Scheduling: the strategic positioning of media texts within broadcasting time. Digital television is increasingly disrupting this approach, since viewers can choose more easily than before when to watch.

Target Audience: the intended audience for a media product.

  • When producing a media text for mass consumption, identification of the target audience is essential so the media institutions can assess the likely response to the product and the investment risks involved.
  • The BlockBuster movie titanic (James Cameron, 1997) was carefully crafted to appeal to a range of audiences, with its generic mixture of disaster movie, historical reconstruction, action movie and romance. To this was added a hit single theme song by Celine Dion.

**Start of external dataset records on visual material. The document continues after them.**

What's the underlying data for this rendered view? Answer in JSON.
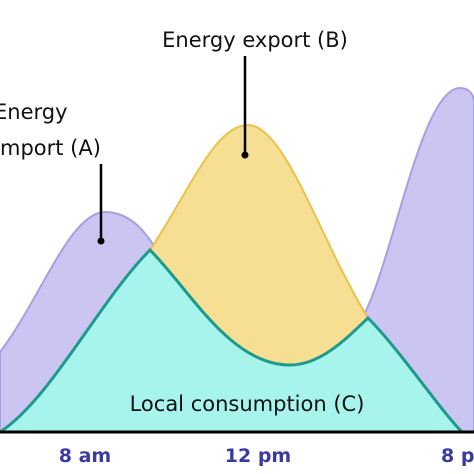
{
  "labels": {
    "export": "Energy export (B)",
    "import_line1": "Energy",
    "import_line2": "mport (A)",
    "consumption": "Local consumption (C)"
  },
  "x_labels": [
    "8 am",
    "12 pm",
    "8 p"
  ]
}
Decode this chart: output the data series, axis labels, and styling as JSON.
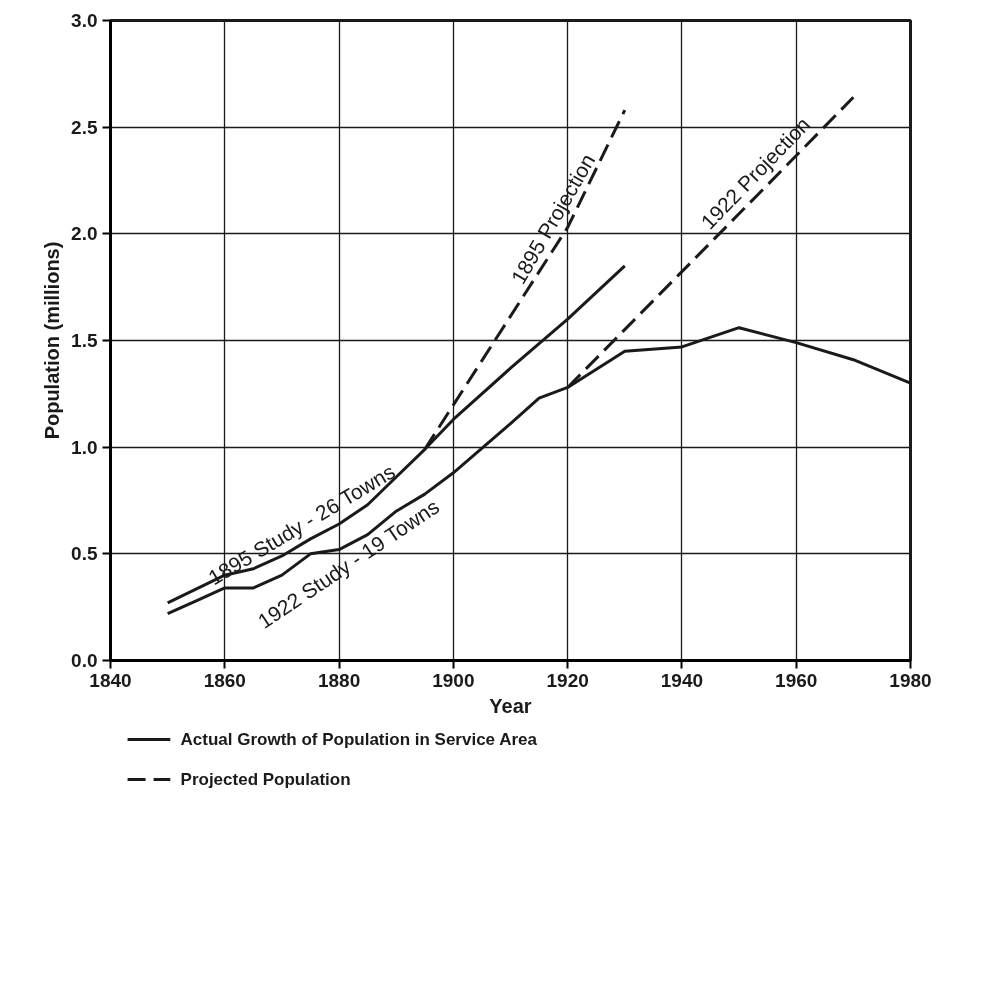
{
  "chart_data": {
    "type": "line",
    "xlabel": "Year",
    "ylabel": "Population (millions)",
    "xlim": [
      1840,
      1980
    ],
    "xticks": [
      1840,
      1860,
      1880,
      1900,
      1920,
      1940,
      1960,
      1980
    ],
    "ylim": [
      0,
      3
    ],
    "yticks": [
      {
        "value": 0,
        "label": "0.0"
      },
      0.5,
      {
        "value": 1,
        "label": "1.0"
      },
      1.5,
      {
        "value": 2,
        "label": "2.0"
      },
      2.5,
      {
        "value": 3,
        "label": "3.0"
      }
    ],
    "grid": true,
    "legend": "bottom left",
    "marker": "none",
    "series": [
      {
        "name": "Actual Growth of Population in Service Area",
        "color": "#1a1a1a",
        "line_style": "solid",
        "x": [
          1850,
          1860,
          1865,
          1870,
          1875,
          1880,
          1885,
          1890,
          1895,
          1900,
          1910,
          1920,
          1930
        ],
        "values": [
          0.27,
          0.4,
          0.43,
          0.49,
          0.57,
          0.64,
          0.73,
          0.86,
          0.99,
          1.13,
          1.37,
          1.6,
          1.85
        ]
      },
      {
        "color": "#1a1a1a",
        "line_style": "solid",
        "x": [
          1850,
          1855,
          1860,
          1865,
          1870,
          1875,
          1880,
          1885,
          1890,
          1895,
          1900,
          1910,
          1915,
          1920,
          1930,
          1940,
          1950,
          1960,
          1970,
          1980
        ],
        "values": [
          0.22,
          0.28,
          0.34,
          0.34,
          0.4,
          0.5,
          0.52,
          0.59,
          0.7,
          0.78,
          0.88,
          1.11,
          1.23,
          1.28,
          1.45,
          1.47,
          1.56,
          1.49,
          1.41,
          1.3
        ]
      },
      {
        "name": "Projected Population",
        "color": "#1a1a1a",
        "line_style": "dashed",
        "x": [
          1895,
          1920,
          1930
        ],
        "values": [
          0.99,
          2.03,
          2.58
        ]
      },
      {
        "color": "#1a1a1a",
        "line_style": "dashed",
        "x": [
          1920,
          1955,
          1970
        ],
        "values": [
          1.28,
          2.23,
          2.64
        ]
      }
    ],
    "annotations": [
      {
        "text": "1895 Study - 26 Towns",
        "x": 1875,
        "y": 0.57
      },
      {
        "text": "1922 Study - 19 Towns",
        "x": 1880,
        "y": 0.52
      },
      {
        "text": "1895 Projection",
        "x": 1920,
        "y": 2.03
      },
      {
        "text": "1922 Projection",
        "x": 1955,
        "y": 2.23
      }
    ]
  }
}
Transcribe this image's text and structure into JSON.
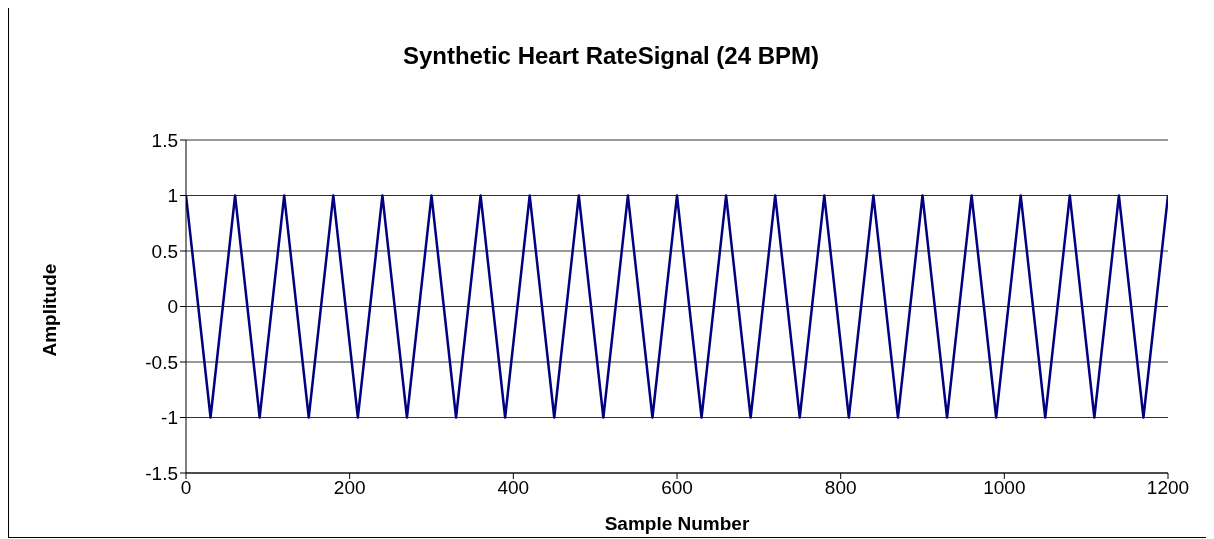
{
  "chart_data": {
    "type": "line",
    "title": "Synthetic Heart RateSignal (24 BPM)",
    "xlabel": "Sample Number",
    "ylabel": "Amplitude",
    "x": [
      0,
      15,
      30,
      45,
      60,
      75,
      90,
      105,
      120,
      135,
      150,
      165,
      180,
      195,
      210,
      225,
      240,
      255,
      270,
      285,
      300,
      315,
      330,
      345,
      360,
      375,
      390,
      405,
      420,
      435,
      450,
      465,
      480,
      495,
      510,
      525,
      540,
      555,
      570,
      585,
      600,
      615,
      630,
      645,
      660,
      675,
      690,
      705,
      720,
      735,
      750,
      765,
      780,
      795,
      810,
      825,
      840,
      855,
      870,
      885,
      900,
      915,
      930,
      945,
      960,
      975,
      990,
      1005,
      1020,
      1035,
      1050,
      1065,
      1080,
      1095,
      1110,
      1125,
      1140,
      1155,
      1170,
      1185,
      1200
    ],
    "series": [
      {
        "color": "#000080",
        "values": [
          1,
          0,
          -1,
          0,
          1,
          0,
          -1,
          0,
          1,
          0,
          -1,
          0,
          1,
          0,
          -1,
          0,
          1,
          0,
          -1,
          0,
          1,
          0,
          -1,
          0,
          1,
          0,
          -1,
          0,
          1,
          0,
          -1,
          0,
          1,
          0,
          -1,
          0,
          1,
          0,
          -1,
          0,
          1,
          0,
          -1,
          0,
          1,
          0,
          -1,
          0,
          1,
          0,
          -1,
          0,
          1,
          0,
          -1,
          0,
          1,
          0,
          -1,
          0,
          1,
          0,
          -1,
          0,
          1,
          0,
          -1,
          0,
          1,
          0,
          -1,
          0,
          1,
          0,
          -1,
          0,
          1,
          0,
          -1,
          0,
          1
        ]
      }
    ],
    "xlim": [
      0,
      1200
    ],
    "xticks": [
      0,
      200,
      400,
      600,
      800,
      1000,
      1200
    ],
    "ylim": [
      -1.5,
      1.5
    ],
    "yticks": [
      -1.5,
      -1,
      -0.5,
      0,
      0.5,
      1,
      1.5
    ],
    "grid": "y",
    "legend": false,
    "marker": "none",
    "line_style": "solid"
  }
}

In spite of costing $200 million to produce, it grossed$1 billion at the box office, a record at the time.
  • TIP the target audience is not always the actual audience for a text, e.g. children under the age of 15 watching a 15 or 18 rated film when their parents are at.

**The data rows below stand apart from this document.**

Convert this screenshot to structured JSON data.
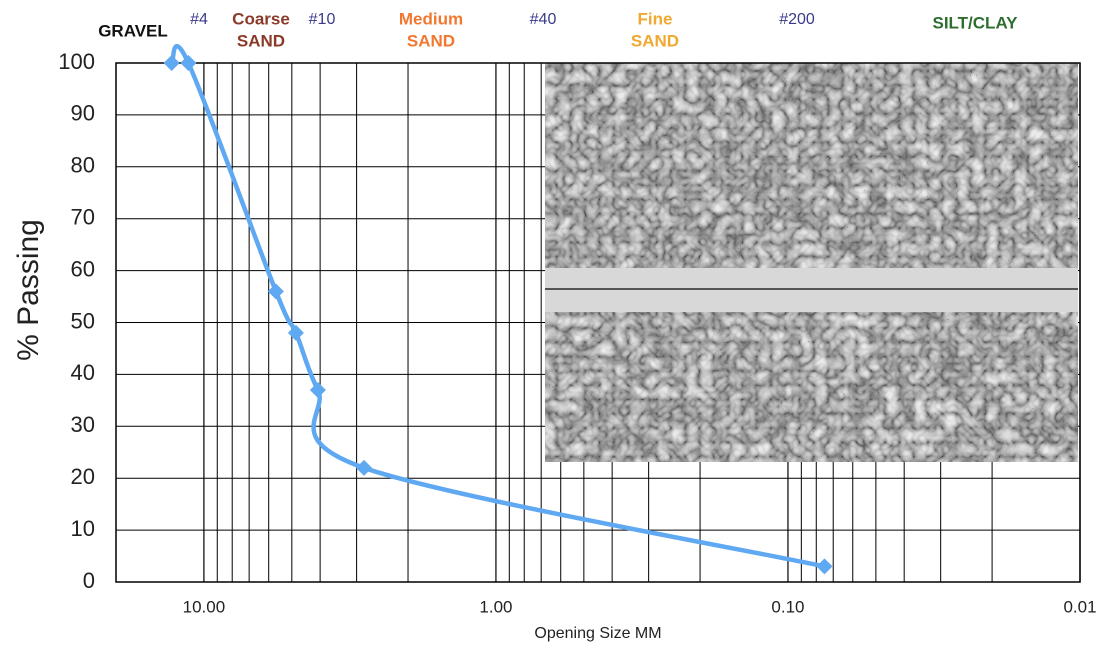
{
  "chart_data": {
    "type": "line",
    "x_label": "Opening Size MM",
    "y_label": "% Passing",
    "x_log": true,
    "xlim": [
      20,
      0.01
    ],
    "xticks": [
      {
        "value": 10,
        "label": "10.00"
      },
      {
        "value": 1,
        "label": "1.00"
      },
      {
        "value": 0.1,
        "label": "0.10"
      },
      {
        "value": 0.01,
        "label": "0.01"
      }
    ],
    "ylim": [
      0,
      100
    ],
    "yticks": [
      0,
      10,
      20,
      30,
      40,
      50,
      60,
      70,
      80,
      90,
      100
    ],
    "grid": true,
    "color": "#5fa8f2",
    "x": [
      12.9,
      11.3,
      5.67,
      4.84,
      4.07,
      2.83,
      0.075
    ],
    "values": [
      100,
      100,
      56,
      48,
      37,
      22,
      3
    ],
    "annotations": [
      {
        "lines": [
          "GRAVEL"
        ],
        "color": "#111111"
      },
      {
        "lines": [
          "#4"
        ],
        "color": "#3a3a8c"
      },
      {
        "lines": [
          "Coarse",
          "SAND"
        ],
        "color": "#8b3a2a"
      },
      {
        "lines": [
          "#10"
        ],
        "color": "#3a3a8c"
      },
      {
        "lines": [
          "Medium",
          "SAND"
        ],
        "color": "#f07830"
      },
      {
        "lines": [
          "#40"
        ],
        "color": "#3a3a8c"
      },
      {
        "lines": [
          "Fine",
          "SAND"
        ],
        "color": "#f0a830"
      },
      {
        "lines": [
          "#200"
        ],
        "color": "#3a3a8c"
      },
      {
        "lines": [
          "SILT/CLAY"
        ],
        "color": "#2e6e2e"
      }
    ]
  }
}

Terrestrial: analogue broadcasts from land-based transmitters as opposed to cable or satellite digital transmissions.

Text: any constructed media product or piece of communication, whether print or audio visual, which can be analysed and deconstructed.

Theme: the key passage of music link to the subject matter/style of the film or programme which helps to create the mood.

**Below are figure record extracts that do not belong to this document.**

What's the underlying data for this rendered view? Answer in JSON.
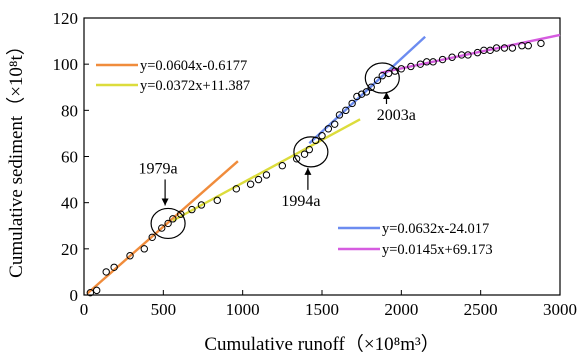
{
  "chart_data": {
    "type": "scatter",
    "xlabel": "Cumulative runoff（×10⁸m³）",
    "ylabel": "Cumulative sediment（×10⁸t）",
    "xlim": [
      0,
      3000
    ],
    "ylim": [
      0,
      120
    ],
    "xticks": [
      "0",
      "500",
      "1000",
      "1500",
      "2000",
      "2500",
      "3000"
    ],
    "yticks": [
      "0",
      "20",
      "40",
      "60",
      "80",
      "100",
      "120"
    ],
    "grid": false,
    "points": {
      "x": [
        40,
        80,
        140,
        190,
        290,
        380,
        430,
        490,
        530,
        560,
        610,
        680,
        740,
        840,
        960,
        1050,
        1100,
        1150,
        1250,
        1340,
        1390,
        1420,
        1460,
        1500,
        1540,
        1580,
        1610,
        1650,
        1690,
        1720,
        1750,
        1780,
        1810,
        1850,
        1880,
        1920,
        1960,
        2000,
        2060,
        2120,
        2160,
        2200,
        2260,
        2320,
        2380,
        2420,
        2480,
        2520,
        2560,
        2600,
        2650,
        2700,
        2760,
        2800,
        2880
      ],
      "y": [
        1,
        2,
        10,
        12,
        17,
        20,
        25,
        29,
        31,
        33,
        35,
        37,
        39,
        41,
        46,
        48,
        50,
        52,
        56,
        59,
        61,
        63,
        67,
        69,
        72,
        74,
        78,
        80,
        83,
        86,
        87,
        88,
        90,
        93,
        95,
        96,
        97,
        98,
        99,
        100,
        101,
        101,
        102,
        103,
        104,
        104,
        105,
        106,
        106,
        107,
        107,
        107,
        108,
        108,
        109
      ]
    },
    "fits": [
      {
        "name": "y=0.0604x-0.6177",
        "slope": 0.0604,
        "intercept": -0.6177,
        "x_range": [
          20,
          970
        ],
        "color": "#f08c3c"
      },
      {
        "name": "y=0.0372x+11.387",
        "slope": 0.0372,
        "intercept": 11.387,
        "x_range": [
          560,
          1740
        ],
        "color": "#dcdc3c"
      },
      {
        "name": "y=0.0632x-24.017",
        "slope": 0.0632,
        "intercept": -24.017,
        "x_range": [
          1420,
          2150
        ],
        "color": "#6c8cf0"
      },
      {
        "name": "y=0.0145x+69.173",
        "slope": 0.0145,
        "intercept": 69.173,
        "x_range": [
          1870,
          3000
        ],
        "color": "#d65ce0"
      }
    ],
    "annotations": [
      {
        "label": "1979a",
        "x": 530,
        "y": 31
      },
      {
        "label": "1994a",
        "x": 1430,
        "y": 62
      },
      {
        "label": "2003a",
        "x": 1880,
        "y": 94
      }
    ],
    "legend_placement": "top-left and bottom-right"
  }
}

Uses and Gratification Theory: an active audience theory that focuses on ‘what people do with the media’ rather than what the media does to people, arguing that audiences are free to pick and choose from a wide range of media products to satisfy their own needs.

  • Individuals may seek: diversion in the form of escape from reality, the emotional release or pleasure; personal relationships through companionship and sociability, using knowledge of television characters to interact with others; personal identity and a sense of self through identifying as members of a particular audience; surveillance through finding out about the world and the events that affect them.
  • TIP although useful as an active theory, it assumes that audience needs are identified are met by the media and underestimates the media’s role in generating those needs in the first place.

Verisimilitude: seeming to be like or to be connected to the real.

  • The term is important in many media genres because it determines the level of audience engagement and willingness to engage in suspension of disbelief.
  • TIP contemporary war films need to convey a sense of verisimilitude to be credible. Reconstructions of Second World War battle scenes, with special effects bullets flying around the heads of the actors, are now seen as more real than newsreel footage of the actual events, e.g. Saving Private Ryan (Steven Spielberg, 1998)

Vertical Integration: the merger or takeover of companies operating at different stages of the production/distribution process.

  • Total vertical integration gives a company control of a product from raw materials to distribution.
  • E.g. In media Industries, the takeover by newspaper owner of the distribution service and retail outlets such as newsagents would be vertical integration.

We Media: ordinary people deciding that they want to create media, through easily accessible technologies such as blogging, digital video, pod casting and v-logging, wikis, You Tube and aspects of Second Life.